After more than four years of brutal fighting in the most destructive war the modern world had seen, the guns fell silent, and people around the world rejoiced.
But it came at a great cost, and for Australia, of the some 416,000 who enlisted for service more than 60,000 died.
RSL sub-branches throughout the Yarra Valley conducted services on Remembrance Day – Monday, 11 November.
It stands as the day where we pause and remember the men and women who suffered and died in wars, conflicts and peacekeeping operations in over a century of service.
Healesville RSL hosted a Remembrance Day service to pay respect to those who have served our country.
With flags flying at half-mast, Healesville resident and former Mail journalist Kath Gannaway shared the story of her father, Ernest William Mills, who served as a cook in World War II.
“Although it’s fair to say that his Sunday roast was legendary and his golden syrup dumplings delicious, it wasn’t the sort of role that opened a lot of possibilities for heroism …even in the camp kitchen.

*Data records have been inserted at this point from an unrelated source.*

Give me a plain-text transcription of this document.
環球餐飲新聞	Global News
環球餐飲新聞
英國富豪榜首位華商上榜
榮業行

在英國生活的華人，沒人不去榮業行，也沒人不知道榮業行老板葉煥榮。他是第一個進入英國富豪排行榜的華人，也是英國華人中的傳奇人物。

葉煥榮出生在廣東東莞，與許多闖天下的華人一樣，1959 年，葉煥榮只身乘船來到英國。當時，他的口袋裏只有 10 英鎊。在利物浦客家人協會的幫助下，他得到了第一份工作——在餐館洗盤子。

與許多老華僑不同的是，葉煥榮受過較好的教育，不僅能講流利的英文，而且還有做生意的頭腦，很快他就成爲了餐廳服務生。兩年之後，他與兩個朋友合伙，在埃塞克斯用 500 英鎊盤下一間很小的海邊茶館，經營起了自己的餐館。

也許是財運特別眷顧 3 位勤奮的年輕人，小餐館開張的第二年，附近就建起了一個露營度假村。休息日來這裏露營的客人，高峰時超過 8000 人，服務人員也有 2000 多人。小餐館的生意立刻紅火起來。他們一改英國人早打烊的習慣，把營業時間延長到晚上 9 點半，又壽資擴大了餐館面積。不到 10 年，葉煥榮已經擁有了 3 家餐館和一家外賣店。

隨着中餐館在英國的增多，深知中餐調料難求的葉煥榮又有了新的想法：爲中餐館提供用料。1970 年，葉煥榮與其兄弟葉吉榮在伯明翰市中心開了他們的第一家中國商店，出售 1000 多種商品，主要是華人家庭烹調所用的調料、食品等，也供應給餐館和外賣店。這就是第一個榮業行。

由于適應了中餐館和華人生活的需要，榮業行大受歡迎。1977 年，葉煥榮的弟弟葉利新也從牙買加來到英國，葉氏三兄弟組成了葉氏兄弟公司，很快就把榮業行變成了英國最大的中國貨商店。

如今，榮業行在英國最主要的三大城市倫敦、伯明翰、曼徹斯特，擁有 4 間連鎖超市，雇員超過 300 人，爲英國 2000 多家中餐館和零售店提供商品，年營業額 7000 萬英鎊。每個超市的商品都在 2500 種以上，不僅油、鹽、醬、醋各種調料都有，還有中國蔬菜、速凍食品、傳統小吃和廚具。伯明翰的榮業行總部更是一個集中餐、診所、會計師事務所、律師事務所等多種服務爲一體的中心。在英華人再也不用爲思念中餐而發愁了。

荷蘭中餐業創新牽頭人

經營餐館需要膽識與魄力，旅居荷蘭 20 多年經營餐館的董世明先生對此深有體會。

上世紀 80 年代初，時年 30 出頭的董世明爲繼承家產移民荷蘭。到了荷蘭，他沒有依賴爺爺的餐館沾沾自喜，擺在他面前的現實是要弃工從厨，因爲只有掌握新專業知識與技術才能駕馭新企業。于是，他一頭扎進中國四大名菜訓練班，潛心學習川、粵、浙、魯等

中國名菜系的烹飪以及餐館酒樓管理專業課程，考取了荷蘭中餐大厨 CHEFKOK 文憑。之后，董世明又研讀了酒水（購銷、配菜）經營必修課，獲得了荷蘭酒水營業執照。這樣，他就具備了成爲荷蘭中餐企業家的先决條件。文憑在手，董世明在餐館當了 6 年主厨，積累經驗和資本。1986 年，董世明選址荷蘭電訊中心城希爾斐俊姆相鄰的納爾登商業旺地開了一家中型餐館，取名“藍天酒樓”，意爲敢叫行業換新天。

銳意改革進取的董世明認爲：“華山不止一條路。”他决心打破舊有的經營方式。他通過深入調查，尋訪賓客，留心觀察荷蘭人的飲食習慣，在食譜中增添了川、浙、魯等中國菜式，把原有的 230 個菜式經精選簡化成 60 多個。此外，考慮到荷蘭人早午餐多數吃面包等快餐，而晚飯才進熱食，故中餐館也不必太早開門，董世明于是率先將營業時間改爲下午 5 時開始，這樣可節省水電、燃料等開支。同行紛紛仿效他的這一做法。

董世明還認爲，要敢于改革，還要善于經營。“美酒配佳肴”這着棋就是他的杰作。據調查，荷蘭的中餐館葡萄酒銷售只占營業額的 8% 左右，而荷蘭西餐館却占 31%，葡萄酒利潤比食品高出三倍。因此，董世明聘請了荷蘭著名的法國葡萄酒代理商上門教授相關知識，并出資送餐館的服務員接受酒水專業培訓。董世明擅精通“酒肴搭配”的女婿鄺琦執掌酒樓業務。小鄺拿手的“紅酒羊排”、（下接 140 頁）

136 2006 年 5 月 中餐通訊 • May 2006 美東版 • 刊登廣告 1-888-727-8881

“When I was about 12 or 13 I learned of my dad’s sacrifice. It wasn’t life-threatening, but it was heartbreaking.
“Just weeks before he embarked for the Middle East he married his sweetheart.
“They had been courting for some time, and I have no doubt that it was the love and thoughts of a future with his new wife that sustained him over those long years away from home.
“Absence however, does not always make the heart grow fonder, and when he returned from Papua New Guinea at the end of the war, he discovered his wife had found another love.
“It broke his heart, and for a time, it broke his spirit.”
Healesville High School’s saxophone quartet performed the national anthem, while their school captains for next year both read poems. Mikayla Short read ‘In Flanders Fields’, while Ruby Langford read ‘Remembrance’.